The experiments show that bending raspberry canes to avoid freezing injury, was possible without much visible cane injury if bending was undertaken carefully using a RCA trellis. However, standard trellising with erect canes improved fruit yield. It was found that a few more cane buds were torn off because of trellising reducing the amount of buds compared to canes in erect position. Additional studies should be undertaken to look at reasons why better cane survival resulted in lower yields.
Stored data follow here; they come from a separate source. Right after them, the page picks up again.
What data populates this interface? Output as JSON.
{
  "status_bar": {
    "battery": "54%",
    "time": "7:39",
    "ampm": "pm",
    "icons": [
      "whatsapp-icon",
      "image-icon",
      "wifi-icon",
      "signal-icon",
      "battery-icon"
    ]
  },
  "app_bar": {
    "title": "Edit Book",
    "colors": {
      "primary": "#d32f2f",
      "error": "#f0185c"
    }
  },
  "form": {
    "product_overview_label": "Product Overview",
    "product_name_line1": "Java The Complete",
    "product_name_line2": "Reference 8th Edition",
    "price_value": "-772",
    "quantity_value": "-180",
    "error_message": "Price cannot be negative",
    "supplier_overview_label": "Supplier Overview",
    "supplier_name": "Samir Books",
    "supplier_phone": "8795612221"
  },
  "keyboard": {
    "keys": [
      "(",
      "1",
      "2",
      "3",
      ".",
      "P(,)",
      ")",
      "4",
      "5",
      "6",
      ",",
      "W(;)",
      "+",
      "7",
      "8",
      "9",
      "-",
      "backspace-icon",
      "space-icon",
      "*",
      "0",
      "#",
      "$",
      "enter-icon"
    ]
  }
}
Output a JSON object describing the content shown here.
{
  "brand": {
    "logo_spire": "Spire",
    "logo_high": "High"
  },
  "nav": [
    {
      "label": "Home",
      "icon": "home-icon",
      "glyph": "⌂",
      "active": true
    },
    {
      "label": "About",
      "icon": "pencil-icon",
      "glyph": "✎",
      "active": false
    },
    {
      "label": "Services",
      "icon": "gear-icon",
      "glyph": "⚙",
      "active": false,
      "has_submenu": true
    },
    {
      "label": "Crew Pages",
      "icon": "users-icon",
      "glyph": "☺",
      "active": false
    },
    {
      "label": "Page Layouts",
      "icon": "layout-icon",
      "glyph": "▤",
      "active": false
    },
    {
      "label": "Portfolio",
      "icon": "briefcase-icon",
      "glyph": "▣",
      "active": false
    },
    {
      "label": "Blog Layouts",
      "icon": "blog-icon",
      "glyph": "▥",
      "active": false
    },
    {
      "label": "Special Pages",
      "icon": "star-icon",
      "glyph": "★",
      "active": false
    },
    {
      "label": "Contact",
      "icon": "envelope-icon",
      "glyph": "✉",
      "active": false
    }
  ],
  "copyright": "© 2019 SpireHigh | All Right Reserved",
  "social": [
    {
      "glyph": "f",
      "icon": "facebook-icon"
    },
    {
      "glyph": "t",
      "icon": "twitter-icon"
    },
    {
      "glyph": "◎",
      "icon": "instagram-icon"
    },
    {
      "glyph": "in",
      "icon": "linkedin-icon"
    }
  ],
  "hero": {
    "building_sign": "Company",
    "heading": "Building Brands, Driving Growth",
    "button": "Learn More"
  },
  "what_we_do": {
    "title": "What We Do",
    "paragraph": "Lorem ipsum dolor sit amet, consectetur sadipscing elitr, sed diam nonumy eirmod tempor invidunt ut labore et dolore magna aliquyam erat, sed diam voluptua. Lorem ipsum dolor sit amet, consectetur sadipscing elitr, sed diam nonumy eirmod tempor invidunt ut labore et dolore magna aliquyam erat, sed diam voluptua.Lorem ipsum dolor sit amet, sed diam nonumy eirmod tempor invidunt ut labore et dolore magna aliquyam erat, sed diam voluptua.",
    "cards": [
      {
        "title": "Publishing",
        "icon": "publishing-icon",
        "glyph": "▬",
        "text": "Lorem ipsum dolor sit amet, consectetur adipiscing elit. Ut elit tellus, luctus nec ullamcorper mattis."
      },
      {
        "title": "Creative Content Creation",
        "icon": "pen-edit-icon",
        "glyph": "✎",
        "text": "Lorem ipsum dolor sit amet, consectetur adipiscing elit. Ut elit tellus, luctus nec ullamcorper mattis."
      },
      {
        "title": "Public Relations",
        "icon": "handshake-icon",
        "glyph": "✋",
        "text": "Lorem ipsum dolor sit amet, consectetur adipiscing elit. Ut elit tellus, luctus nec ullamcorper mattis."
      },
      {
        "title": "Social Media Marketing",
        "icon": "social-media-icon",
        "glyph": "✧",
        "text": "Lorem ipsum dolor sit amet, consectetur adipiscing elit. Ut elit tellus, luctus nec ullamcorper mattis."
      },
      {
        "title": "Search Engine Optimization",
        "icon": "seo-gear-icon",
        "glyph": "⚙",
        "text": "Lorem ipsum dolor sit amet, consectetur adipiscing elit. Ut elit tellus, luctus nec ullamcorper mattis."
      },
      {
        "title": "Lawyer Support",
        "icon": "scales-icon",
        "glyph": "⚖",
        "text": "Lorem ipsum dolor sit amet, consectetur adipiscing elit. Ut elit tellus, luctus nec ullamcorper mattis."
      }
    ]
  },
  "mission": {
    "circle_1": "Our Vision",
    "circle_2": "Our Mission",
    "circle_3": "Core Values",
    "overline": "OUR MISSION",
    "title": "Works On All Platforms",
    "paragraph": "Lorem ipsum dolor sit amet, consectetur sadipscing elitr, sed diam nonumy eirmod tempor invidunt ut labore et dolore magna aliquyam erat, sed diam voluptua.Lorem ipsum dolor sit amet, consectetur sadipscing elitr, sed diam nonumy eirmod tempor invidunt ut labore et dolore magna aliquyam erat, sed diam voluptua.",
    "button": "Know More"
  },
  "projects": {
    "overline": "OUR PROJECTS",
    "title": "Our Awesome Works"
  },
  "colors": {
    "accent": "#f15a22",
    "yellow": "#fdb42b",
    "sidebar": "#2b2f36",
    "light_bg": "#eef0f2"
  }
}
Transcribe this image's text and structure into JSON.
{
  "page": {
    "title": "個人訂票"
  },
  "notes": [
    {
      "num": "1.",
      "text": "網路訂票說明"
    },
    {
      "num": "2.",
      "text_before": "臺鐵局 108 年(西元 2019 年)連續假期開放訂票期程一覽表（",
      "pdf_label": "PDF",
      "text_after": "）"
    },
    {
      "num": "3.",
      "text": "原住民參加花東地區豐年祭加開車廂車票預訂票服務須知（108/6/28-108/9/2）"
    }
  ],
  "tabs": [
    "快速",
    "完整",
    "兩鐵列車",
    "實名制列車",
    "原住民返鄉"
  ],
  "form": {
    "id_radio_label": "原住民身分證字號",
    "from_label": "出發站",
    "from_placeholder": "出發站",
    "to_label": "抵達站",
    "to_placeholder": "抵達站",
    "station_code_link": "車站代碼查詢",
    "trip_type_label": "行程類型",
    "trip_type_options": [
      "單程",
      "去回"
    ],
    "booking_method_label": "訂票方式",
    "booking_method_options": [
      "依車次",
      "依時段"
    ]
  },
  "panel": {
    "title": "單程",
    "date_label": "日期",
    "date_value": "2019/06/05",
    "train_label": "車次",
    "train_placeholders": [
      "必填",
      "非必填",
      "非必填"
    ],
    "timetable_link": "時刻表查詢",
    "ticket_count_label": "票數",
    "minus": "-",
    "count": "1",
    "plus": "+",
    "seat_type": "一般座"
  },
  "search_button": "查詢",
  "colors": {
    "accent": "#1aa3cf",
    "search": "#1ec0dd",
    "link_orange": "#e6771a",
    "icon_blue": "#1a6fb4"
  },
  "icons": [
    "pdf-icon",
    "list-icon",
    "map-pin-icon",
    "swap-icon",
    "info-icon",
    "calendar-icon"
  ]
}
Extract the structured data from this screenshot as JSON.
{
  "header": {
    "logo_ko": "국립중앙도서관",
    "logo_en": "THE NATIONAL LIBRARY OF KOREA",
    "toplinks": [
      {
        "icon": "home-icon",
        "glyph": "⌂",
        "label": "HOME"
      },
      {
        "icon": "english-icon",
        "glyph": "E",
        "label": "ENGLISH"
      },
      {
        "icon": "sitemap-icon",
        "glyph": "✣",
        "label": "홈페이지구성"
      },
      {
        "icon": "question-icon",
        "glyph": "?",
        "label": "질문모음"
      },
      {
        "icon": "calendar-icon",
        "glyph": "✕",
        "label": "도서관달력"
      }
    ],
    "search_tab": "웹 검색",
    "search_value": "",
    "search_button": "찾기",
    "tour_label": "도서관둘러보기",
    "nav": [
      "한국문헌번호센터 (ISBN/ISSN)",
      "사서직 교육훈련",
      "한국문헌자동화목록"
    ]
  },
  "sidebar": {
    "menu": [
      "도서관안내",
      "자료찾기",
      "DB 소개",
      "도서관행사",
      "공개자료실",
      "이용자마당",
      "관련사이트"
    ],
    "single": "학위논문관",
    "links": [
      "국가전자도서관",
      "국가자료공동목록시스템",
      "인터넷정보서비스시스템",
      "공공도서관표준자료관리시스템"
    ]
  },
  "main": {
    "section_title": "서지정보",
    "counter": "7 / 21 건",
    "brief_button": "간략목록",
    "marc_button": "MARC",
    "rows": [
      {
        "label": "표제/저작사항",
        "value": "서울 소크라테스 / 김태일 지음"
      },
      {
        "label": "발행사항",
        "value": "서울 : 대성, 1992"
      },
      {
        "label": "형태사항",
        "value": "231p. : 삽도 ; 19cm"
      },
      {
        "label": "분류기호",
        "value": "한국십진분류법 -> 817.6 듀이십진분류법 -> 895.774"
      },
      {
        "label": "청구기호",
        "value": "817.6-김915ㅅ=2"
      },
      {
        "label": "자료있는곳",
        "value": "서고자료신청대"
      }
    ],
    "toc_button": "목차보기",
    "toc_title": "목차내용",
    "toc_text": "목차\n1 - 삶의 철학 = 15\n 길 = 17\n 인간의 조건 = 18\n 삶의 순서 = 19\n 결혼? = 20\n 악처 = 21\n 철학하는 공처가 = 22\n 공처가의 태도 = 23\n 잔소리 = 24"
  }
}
The first hardening phase of woody plants is initiated by the exposure to temperatures slightly above zero making the protoplast ready for the next hardening phase which take place around –5°C. The highest level of hardening is achieved by uninterrupted exposure to at least –5 to –15°C, although the effective temperature range differs for each plant species. However, above 0°C, particularly in late winter, cause a rapid loss of resistance . Floricane raspberries grown in the open follow the pattern of woody plants. In spite of the ability to harden to sustained low temperatures the temperature conditions in the Nordic states and even in continental Europe, often drop below the tolerance level of raspberries. The tolerance level differ during the winter season with the highest tolerance in January when canes and buds may survive temperatures below –30°C, while –5°C in early May can kill the bursting buds. Depending on location the injury could be very serious making it a hazard to grow them. In mid-Norway (N63° 47’; E10° 92’) the summer season is optimal for growing raspberries, but winter and early spring temperatures limit the commercial growth to districts at low altitude near sea level, where only a limited number of cultivars are grown successfully [2, 3]. Freezing injury normally occurs from November until freezing temperatures end in April/May. It appears as a tip dieback with more or less injured cane buds on the living part of the cane.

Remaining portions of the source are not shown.